Bush's action got no publicity up here but was covered further south. The Outer Banks Sentinel, in North Carolina, pointed out that the executive order received strong support froma group called the Coastal Conservation Association. Its chairman seems to be one of Bush's cronies:
Connaughton said the Bush administration has discussed the management of striped bass and red drum with the Coastal Conservation Association (CCA) and other recreational fishing interests over the past couple of years. The CCA, an organization of sportfishermen and associated industries, began in Texas in 1977 with a campaign to make red drum, more commonly called redfish along the Gulf of Mexico, and speckled trout gamefish. The organization has secured gamefish status for red drum in all Gulf coast states except Mississippi. Walter Fondren, CCA national chairman, was present at the announcement ceremony in Maryland on Saturday. "This administration's alignment with the CCA and Walter Fondren and other rich Texas oil men doesn't surprise me," said Willie Etheridge, owner of Etheridge Seafood in Wanchese. Fondren's family helped pioneer the oil industry in Texas. "Still, it's mind-boggling that my President would hand over the resource exclusively to the small group of people who fish for striped bass and red drum for fun," said Etheridge.

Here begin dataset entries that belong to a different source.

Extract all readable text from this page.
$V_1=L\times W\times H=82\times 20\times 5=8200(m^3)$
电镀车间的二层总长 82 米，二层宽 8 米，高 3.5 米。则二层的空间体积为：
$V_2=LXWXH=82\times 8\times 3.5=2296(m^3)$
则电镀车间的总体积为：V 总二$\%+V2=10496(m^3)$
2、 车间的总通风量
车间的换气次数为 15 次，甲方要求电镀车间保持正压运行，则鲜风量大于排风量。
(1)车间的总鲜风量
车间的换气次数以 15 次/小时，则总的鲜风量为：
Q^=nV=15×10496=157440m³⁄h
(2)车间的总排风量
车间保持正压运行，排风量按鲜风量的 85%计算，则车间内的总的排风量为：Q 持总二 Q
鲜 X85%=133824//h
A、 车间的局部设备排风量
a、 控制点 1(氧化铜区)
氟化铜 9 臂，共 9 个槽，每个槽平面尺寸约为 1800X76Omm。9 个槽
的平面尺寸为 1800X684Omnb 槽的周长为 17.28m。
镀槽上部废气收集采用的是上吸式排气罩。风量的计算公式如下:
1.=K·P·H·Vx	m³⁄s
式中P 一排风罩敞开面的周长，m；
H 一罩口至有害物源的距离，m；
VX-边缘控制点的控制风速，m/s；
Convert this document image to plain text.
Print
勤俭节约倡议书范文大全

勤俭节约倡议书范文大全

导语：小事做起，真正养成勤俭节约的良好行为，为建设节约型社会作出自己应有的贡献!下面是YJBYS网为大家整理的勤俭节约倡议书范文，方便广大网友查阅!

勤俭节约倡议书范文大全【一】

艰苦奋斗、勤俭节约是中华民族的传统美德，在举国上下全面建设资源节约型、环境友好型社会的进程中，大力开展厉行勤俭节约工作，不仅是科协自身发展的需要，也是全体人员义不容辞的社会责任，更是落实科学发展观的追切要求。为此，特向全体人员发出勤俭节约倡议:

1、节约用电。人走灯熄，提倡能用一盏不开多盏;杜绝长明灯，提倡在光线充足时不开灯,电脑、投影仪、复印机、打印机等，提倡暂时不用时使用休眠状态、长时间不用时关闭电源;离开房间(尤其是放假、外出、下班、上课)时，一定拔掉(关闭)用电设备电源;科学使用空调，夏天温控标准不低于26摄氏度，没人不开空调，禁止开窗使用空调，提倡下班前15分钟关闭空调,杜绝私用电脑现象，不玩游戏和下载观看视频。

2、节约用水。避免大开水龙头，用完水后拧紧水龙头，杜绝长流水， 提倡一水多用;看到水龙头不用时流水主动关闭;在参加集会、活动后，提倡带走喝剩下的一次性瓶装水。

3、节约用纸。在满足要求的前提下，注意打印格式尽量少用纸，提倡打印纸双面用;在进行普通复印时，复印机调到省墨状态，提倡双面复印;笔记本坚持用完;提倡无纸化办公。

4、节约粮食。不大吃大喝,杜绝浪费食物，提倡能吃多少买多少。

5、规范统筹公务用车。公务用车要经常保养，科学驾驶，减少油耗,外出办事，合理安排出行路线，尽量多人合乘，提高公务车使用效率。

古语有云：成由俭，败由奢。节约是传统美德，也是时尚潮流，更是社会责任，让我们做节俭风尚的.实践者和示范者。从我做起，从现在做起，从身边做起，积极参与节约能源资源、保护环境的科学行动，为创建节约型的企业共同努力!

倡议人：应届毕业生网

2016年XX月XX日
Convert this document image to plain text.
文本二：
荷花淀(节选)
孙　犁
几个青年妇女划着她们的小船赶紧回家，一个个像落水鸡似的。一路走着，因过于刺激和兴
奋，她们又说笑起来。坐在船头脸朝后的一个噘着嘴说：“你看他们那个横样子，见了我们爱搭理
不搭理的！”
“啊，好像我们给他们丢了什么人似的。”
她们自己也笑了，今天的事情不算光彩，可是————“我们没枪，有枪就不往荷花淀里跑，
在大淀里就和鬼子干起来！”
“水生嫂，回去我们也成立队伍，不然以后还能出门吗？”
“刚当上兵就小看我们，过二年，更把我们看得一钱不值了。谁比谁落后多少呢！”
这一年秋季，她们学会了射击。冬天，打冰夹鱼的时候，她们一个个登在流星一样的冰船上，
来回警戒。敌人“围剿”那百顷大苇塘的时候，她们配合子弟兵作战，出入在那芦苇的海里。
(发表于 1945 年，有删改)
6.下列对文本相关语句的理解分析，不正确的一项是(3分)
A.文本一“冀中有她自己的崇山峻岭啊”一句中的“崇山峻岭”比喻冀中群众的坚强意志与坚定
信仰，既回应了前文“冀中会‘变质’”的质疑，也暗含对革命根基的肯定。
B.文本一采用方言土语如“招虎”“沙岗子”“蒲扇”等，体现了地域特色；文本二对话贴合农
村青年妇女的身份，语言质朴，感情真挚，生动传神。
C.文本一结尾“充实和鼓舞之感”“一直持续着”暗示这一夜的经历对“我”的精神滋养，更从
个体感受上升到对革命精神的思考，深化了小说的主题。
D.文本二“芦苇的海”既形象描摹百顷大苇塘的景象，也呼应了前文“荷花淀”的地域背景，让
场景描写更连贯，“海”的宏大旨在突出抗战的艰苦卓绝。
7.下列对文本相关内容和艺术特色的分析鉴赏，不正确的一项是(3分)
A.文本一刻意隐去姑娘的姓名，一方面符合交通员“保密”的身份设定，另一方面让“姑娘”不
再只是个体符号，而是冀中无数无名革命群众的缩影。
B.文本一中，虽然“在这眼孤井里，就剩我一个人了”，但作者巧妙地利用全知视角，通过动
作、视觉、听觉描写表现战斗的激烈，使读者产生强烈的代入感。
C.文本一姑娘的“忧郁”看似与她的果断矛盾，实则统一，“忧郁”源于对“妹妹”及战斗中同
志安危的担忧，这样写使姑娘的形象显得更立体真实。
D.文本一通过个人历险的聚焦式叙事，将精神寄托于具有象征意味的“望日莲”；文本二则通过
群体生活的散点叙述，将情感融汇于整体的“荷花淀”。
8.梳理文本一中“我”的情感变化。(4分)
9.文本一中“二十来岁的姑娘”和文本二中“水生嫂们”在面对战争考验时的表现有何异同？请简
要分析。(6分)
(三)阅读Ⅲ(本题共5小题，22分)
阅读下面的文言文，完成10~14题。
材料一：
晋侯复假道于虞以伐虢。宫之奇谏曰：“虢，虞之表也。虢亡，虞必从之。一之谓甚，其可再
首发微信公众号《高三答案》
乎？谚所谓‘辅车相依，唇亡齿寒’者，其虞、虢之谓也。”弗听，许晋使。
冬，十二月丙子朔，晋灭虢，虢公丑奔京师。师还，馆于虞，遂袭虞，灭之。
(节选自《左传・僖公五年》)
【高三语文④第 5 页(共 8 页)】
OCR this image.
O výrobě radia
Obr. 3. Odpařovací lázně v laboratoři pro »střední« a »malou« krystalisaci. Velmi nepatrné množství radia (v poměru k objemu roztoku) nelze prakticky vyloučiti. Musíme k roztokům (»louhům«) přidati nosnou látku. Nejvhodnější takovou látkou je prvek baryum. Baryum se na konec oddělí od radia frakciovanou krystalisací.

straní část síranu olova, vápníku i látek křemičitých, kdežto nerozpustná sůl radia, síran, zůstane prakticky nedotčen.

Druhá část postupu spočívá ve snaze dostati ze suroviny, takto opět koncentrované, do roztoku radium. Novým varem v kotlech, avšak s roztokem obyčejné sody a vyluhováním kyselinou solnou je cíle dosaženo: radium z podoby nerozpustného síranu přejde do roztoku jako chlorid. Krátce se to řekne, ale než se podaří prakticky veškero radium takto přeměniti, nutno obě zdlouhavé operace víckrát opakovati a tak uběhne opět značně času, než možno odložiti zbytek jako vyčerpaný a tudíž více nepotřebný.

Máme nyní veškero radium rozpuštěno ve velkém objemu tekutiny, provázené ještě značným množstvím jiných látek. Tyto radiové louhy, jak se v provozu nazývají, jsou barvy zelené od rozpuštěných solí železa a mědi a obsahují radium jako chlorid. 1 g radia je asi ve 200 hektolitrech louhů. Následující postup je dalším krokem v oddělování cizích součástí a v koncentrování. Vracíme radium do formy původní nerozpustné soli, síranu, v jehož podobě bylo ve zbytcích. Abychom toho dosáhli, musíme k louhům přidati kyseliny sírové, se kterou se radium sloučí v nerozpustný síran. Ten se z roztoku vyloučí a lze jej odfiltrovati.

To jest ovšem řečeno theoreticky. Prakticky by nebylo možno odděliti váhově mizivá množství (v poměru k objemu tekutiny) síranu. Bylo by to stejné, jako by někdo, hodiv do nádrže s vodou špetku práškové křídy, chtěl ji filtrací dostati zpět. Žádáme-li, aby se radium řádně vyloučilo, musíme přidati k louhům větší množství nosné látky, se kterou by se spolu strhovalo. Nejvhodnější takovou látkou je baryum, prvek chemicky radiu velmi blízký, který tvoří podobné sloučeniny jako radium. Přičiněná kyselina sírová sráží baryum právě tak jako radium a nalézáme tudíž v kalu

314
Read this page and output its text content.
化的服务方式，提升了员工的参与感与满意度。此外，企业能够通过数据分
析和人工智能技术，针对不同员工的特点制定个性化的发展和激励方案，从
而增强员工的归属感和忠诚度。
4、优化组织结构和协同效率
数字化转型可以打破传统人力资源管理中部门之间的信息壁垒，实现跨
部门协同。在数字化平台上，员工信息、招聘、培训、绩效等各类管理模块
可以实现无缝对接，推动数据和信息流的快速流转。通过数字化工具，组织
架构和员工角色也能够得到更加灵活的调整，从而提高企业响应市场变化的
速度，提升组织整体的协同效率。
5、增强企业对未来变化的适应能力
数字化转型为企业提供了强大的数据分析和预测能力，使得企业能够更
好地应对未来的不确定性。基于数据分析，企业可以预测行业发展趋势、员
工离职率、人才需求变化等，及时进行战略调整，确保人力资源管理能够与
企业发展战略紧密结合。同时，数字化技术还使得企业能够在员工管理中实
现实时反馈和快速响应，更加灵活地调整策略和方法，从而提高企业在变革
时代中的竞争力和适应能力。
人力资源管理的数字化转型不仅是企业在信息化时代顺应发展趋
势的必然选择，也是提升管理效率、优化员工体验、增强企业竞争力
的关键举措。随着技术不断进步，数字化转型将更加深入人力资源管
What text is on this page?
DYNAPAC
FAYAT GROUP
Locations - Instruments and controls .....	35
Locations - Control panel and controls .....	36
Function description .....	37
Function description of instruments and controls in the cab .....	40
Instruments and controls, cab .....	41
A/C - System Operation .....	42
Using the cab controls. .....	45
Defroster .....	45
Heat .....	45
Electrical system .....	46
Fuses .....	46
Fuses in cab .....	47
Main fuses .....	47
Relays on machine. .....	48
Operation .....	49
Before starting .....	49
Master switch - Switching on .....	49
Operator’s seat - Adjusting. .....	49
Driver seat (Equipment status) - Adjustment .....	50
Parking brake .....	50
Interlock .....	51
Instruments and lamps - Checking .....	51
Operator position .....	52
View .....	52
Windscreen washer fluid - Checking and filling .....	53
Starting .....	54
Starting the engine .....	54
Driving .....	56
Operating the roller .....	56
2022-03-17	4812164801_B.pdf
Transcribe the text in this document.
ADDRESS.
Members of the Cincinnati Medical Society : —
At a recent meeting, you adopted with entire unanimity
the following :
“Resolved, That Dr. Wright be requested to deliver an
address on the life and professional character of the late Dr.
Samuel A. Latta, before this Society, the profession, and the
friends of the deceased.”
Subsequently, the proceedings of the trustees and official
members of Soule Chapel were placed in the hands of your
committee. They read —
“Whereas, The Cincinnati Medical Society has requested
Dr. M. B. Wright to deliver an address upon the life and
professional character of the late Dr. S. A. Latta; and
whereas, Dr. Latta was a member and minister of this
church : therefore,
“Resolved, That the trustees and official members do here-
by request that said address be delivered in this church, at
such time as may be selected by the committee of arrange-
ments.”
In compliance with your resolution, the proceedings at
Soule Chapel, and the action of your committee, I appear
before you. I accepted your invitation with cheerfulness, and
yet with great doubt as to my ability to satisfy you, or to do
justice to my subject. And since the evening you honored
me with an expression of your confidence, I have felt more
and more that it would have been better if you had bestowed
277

But my question is does this executive order have any relevance in New York or Connecticut? I'm guessing that the Hudson River and Long Island Sound are not federal waters. The Atlantic probably is but maybe New York controls the waters of the Atlantic close to shore.
Bryan Brown, who used to live on Long Island's north shore but recently moved to Texas, asked me about Bush's order the other day and I responded that it reminded me of the conflict that Peter Mathiessen wrote about in Men's Lives -- essentially a resource allocation conflict. Bryan then Googled it and came up with a chapter from the book (here) that explains some of its history on the east end of Long Island.
Matthiessen was a strong supporter of the commercial fishermen.
This used to be the kind of issue that would engage Riverkeeper and its predecessor, the Hudson River Fishermen's Association. Coincidentally, Matthiessen's son, Alex, is the executive director of Riverkeeper. I can't find anything on the group's website about the issue. But maybe that's because the Hudson isn't federal waters. There's nothing on the Waterkeeper Alliance website either; that's Bobby Kennedy Jr.'s organization and the parent of the various Riverkeepers, Soundkeepers etc.
The best coverage I've seen, by the way, is from the Outer Banks Sentinel, here and here.